Хищная усмешка сползла с лица мужчины, когда его взгляд остановился на скорчившейся у двери фигурке. Изможденное бледное лицо, израненные руки со следами незаживших порезов и ссадин, заношенное темно-синее платье, состоящее, казалось, из одних заплат. Серый плащ с черным от пыли и грязи подолом, с длинным измятым капюшоном и кожаный шнурок на шее, скрывавшийся под одеждой…

Вот спящая зашевелилась, почувствовав пристальный взгляд, и на дэйна уставились испуганные глаза цвета грозового неба.

– Ты… – выдохнул палач магов. – Нет!

Ресницы ее опустились, и она легко провела рукой по узкому лицу…

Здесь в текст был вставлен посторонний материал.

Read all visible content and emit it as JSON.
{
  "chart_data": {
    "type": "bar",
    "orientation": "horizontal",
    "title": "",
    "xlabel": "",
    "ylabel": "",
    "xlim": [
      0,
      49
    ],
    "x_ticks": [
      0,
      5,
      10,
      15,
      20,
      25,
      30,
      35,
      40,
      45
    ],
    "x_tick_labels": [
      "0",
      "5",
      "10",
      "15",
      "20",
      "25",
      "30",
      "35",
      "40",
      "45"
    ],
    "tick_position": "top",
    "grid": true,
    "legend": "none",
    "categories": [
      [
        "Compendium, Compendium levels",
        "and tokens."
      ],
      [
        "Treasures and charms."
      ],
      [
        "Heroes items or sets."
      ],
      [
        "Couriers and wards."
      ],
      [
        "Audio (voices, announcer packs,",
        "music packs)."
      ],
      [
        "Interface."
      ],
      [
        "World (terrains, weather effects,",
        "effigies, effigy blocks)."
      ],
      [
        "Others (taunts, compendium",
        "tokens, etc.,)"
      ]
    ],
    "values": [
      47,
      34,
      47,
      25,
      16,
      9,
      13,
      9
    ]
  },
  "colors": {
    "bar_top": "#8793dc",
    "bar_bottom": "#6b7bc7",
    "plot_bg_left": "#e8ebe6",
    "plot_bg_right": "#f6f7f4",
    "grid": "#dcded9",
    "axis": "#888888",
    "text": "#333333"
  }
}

– Что «нет»? – тихо спросила девушка.

От взгляда мужчины, полного злости и презрения, ее тело начала сотрясать мелкая дрожь неуверенности и стыда. Да, она была тощей. Болезненно, уродливо тощей. Костлявая, изможденная, с острым подбородком, выпирающими ребрами, сухими, как ветки бурелома, руками. У нее никак не получалось стать более округлой, пышущей здоровьем. Она знала, что вызывает в людях отвращение своей безобразной худобой, но отсутствие сытной пищи и полноценного сна не добавляло красоты.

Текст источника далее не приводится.